1. Increase their productivity, but unless you wish to run the risk of being dehumanized on a Charlie Chaplin Modern Times assembly line cared for by robots… there might be a limit to how much this can help.

2. Move the careneeders to another place (if there are caretakers available anywhere else), and this you should do as early as possible if at an older age you do not appreciate finding yourself in strange surroundings as much as you did when younger.

3. Import caretakers, and this you should do as early as possible if when older you do not appreciate finding yourself in the company of strangers as much as you did when younger.

4. Give incentives for having more children and grandchildren—which is not such a crazy idea when you start considering how much society is, one way or another, currently rewarding people for not having children. (Talk about externalities!)

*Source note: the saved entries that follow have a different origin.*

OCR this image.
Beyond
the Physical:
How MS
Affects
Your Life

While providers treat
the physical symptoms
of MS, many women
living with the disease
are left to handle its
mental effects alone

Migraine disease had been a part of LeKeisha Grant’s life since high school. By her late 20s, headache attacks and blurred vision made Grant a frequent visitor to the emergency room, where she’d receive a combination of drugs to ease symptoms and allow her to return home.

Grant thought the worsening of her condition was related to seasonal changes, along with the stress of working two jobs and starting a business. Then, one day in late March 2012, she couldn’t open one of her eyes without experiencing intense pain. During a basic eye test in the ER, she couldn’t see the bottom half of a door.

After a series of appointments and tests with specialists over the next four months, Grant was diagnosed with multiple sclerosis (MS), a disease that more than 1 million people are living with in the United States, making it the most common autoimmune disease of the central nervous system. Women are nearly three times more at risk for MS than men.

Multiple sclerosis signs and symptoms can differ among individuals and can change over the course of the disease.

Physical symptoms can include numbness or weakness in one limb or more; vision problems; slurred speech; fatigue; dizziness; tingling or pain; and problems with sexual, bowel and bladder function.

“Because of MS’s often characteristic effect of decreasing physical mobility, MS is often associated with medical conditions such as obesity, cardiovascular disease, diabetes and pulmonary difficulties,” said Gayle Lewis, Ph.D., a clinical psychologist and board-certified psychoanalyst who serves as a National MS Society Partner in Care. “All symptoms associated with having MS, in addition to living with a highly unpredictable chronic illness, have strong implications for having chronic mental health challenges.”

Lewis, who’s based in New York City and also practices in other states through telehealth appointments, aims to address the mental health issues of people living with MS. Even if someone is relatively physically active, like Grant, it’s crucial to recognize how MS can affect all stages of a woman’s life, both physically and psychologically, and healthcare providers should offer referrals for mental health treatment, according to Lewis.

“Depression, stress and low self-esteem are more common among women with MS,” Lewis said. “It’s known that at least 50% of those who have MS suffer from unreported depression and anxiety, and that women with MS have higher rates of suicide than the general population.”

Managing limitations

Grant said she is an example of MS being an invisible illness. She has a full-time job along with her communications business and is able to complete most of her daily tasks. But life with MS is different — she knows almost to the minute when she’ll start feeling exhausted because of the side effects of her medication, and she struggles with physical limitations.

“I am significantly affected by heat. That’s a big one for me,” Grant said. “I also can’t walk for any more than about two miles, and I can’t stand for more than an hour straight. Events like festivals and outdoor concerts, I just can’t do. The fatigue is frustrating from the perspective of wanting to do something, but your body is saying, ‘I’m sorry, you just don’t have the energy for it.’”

The Presidents Council of Bioethics www.bioethics.gov (USA) published in September 2005 its report titled Taking Care. It makes all types of thoughtful recommendations about the issue of Ethical Caregiving in Our Aging Society. As much I appreciate its effort, I do not think that the report spells out sufficiently the need for much more forceful and immediate work on achieving practical solutions. If those solutions are not found, the frontiers of what is currently considered ethical caretaking will just have to move to take up for the slack. No matter how horrendous it sounds, euthanasia and other flexibilities needed to bridge intergenerational conflicts might then turn out to be thought of as the only ethical solutions to the problems. In this respect, the most clear and real unethical behavior today is that of not anticipating and providing timely solutions.